I think what is important to point out is one, the reflection, and two the getting back to basics. When it comes to the spiritual life, prayer life, Lent, I think we tend to make it more complicated than it really is. Prayer, simply put, is communication with God, conversation. What does conversation consist of, speaking and listening. Some people get thrown off because there are those have the gift of  eloquent spontaneous prayer. But really, all God wants is us to be present, available, and open. Just talk to him.

In the video you see Antoine team up with these old guys who have been training for ever. They've been through the gamut and still have the passion for training. They don't do anything complicated or fancy. The warm up, feel it out, and put their legs through and intense session. Rep after rep, set after set, they train hard.

The importance of friendship, especially male friendship and mentorship, is understated in today's world. But, it is so important to partner with people who have traveled the path you are on and to learn from the wisdom they've gathered along the way. Again through hindsight, I've seen the importance of the people, men and women, who have come into my life and how much I've learned from them. I've tried to become intentional about staying in touch and calling on them in times of need and seeking advice.


"Iron is sharpened by iron, one person sharpens another" - Proverbs 27:17

Antoine talks about how for him the main struggle is going to be consistency, the day in day out struggle to continue to progress and stay on the narrow path. The same goes for our spiritual progression. We need to do concrete things daily to advance towards holiness. Not that anything we do makes us holy, but the participation in God's life, the acceptance and participation with his graces, will allow us to continue on that narrow path through the eye of the needle.
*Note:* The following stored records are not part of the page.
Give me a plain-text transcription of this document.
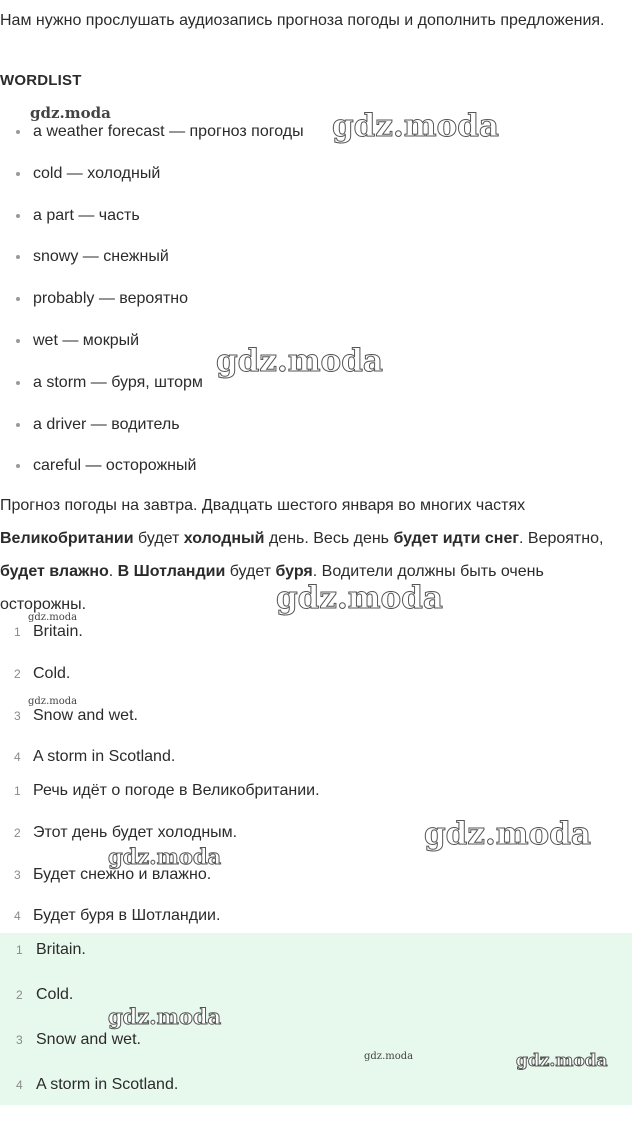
Нам нужно прослушать аудиозапись прогноза погоды и дополнить предложения.

WORDLIST
a weather forecast — прогноз погоды
cold — холодный
a part — часть
snowy — снежный
probably — вероятно
wet — мокрый
a storm — буря, шторм
a driver — водитель
careful — осторожный

Прогноз погоды на завтра. Двадцать шестого января во многих частях Великобритании будет холодный день. Весь день будет идти снег. Вероятно, будет влажно. В Шотландии будет буря. Водители должны быть очень осторожны.

1 Britain.
2 Cold.
3 Snow and wet.
4 A storm in Scotland.
1 Речь идёт о погоде в Великобритании.
2 Этот день будет холодным.
3 Будет снежно и влажно.
4 Будет буря в Шотландии.
1 Britain.
2 Cold.
3 Snow and wet.
4 A storm in Scotland.
gdz.moda	gdz.moda
gdz.moda
gdz.moda
gdz.moda
gdz.moda
gdz.moda
gdz.moda
gdz.moda
gdz.moda	gdz.moda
I know for me, consistency has been very hard. I've come a long way and have learned a lot about being intone with the Spirit and seeing, noticing, utilizing it's fruits. But, I strive daily to try and have a consistency that I truly desire. I want to get to bed earlier, I want to wake up earlier, I want to pray in the morning, train in the morning, pray with my wife daily, etc, etc, but it has been a struggle. And I think struggle is important. The most spiritual advice to gather from this episode is near the end when they are discussing the training session. We have to assess where we are (which I think will be a continual mantra throughout the series) and then start from there. We cannot become stagnant, struggle is important, struggle offers opportunity for growth.

"When I was a child, I used to talk as a child, think as a child, reason as a child; when I became a man, I put aside childish things." - 1 Corinthians 13: 11

This lent, I have not succeeded once in my official fast/task, but I have been progressing towards it. It is important to not get bogged down and negative on yourself if you are failing. The spiritual struggle is real and worth the fight. Continue on. We will be attacked from within and without but the goal is an enhance relationship with Christ. Fight the good fight.

At the end Antoine reflects on how good it felt for him to be on stage. Sometimes it is as simple as remembering what got us to where we are at now, and return to that. When did you first fall in love with Jesus. Where were you? What were you doing? We can't go backwards but we can get to the essentials, the basics.